An editorial in the Independent presented the tribunal as a "chance to set a new standard for a new century." It said, "The years between Nuremberg and today have been an inglorious catalogue of failure by the international community to find a mechanism for handling accusations of crimes against humanity at the very highest level by ruthless individuals such as Pol Pot, Idi Amin, Baby Doc Duvalier, Augusto Pinochet and Saddam Hussein." An Indy op-ed admitted that this is "victor's justice"; after all "Vladimir Putin will never be prosecuted for Chechnya, nor the United States for its misdeeds in Central America, nor even Ariel Sharon for Sabra and Shatila." Nevertheless, it said, "the importance of the occasion is transcending." The Financial Times said the tribunal's reputation for impartiality would be improved if prosecutors "were as assiduous in pursuing charges against Bosnian Muslims and Kosovo's ethnic Albanians as they have been against Serbs and Croats."

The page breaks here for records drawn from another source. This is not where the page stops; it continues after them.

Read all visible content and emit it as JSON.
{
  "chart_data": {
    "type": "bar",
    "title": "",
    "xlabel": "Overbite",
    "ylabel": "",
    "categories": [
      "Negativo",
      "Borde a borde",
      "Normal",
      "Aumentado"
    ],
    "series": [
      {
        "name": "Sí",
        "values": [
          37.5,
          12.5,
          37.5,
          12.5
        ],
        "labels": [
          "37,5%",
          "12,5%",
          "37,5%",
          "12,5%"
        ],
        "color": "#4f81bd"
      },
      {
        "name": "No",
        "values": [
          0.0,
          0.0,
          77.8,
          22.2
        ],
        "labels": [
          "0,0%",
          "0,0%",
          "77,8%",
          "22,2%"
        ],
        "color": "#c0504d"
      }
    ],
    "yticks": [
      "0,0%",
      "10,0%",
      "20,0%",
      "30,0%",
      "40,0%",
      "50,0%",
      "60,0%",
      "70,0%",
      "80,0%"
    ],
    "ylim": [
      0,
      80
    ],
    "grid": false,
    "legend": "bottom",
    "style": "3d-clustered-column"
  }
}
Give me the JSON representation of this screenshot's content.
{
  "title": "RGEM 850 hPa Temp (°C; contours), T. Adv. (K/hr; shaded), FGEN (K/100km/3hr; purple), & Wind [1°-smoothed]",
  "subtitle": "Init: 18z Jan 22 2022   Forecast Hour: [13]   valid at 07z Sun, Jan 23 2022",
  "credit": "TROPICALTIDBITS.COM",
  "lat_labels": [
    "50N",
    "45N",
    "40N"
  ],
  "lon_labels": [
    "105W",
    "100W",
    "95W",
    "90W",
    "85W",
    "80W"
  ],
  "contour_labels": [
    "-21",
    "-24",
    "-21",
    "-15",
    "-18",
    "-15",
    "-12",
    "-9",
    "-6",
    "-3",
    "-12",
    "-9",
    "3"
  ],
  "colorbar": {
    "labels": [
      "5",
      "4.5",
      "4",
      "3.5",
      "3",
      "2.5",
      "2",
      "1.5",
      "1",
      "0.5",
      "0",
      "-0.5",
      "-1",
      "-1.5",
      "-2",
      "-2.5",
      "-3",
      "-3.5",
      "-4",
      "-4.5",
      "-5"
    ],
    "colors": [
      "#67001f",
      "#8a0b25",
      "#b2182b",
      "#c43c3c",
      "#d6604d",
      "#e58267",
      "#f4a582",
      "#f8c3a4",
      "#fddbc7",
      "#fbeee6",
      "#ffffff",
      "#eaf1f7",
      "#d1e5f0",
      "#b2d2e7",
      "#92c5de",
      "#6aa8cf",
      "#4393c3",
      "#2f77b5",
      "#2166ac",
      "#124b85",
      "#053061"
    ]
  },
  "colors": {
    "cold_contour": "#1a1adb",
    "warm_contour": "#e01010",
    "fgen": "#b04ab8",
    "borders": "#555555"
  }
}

The Daily Telegraph's foreign editor warned against demonizing "Slobo … the world's pin-up Balkan demon. … The truth is that most Serbs revelled in the wars. They voted Milosevic into office time and again in the Nineties. They dropped him only when he lost Kosovo and the economy was close to collapse." The trial is an opportunity for ordinary Serbs to confront "what was done while they turned their backs" and for the West "to exorcise our guilt" for not having done enough to halt the carnage. Frankfurter Allgemeine Zeitung agreed that the trial "will cast fresh light on the constraints that realpolitik imposes on international diplomacy." The op-ed said, "[T]he hearings will clearly reveal that Europe and the United States alike, starting in 1991, accepted for far too long as a partner the person chiefly responsible for the wars, and indeed paid court to him, though his machinations in Croatia and Bosnia and Herzegovina had long been public knowledge."
As many as 200,000 people are thought to have died and 4 million made homeless in the decade of "ethnic cleansing" in the Balkans. The Financial Times predicted that the prosecutors' biggest challenge will be to establish "the chains of command that could link Mr Milosevic to individual atrocities." The Sydney Morning Herald identified some of the difficulties: "Many potential witnesses who would be best able to give credible evidence of such orders are senior ministers, civil servants and generals. But by giving such evidence, they would also be pointing to their own responsibility. Not surprisingly, many are reluctant, further complicating this difficult trial."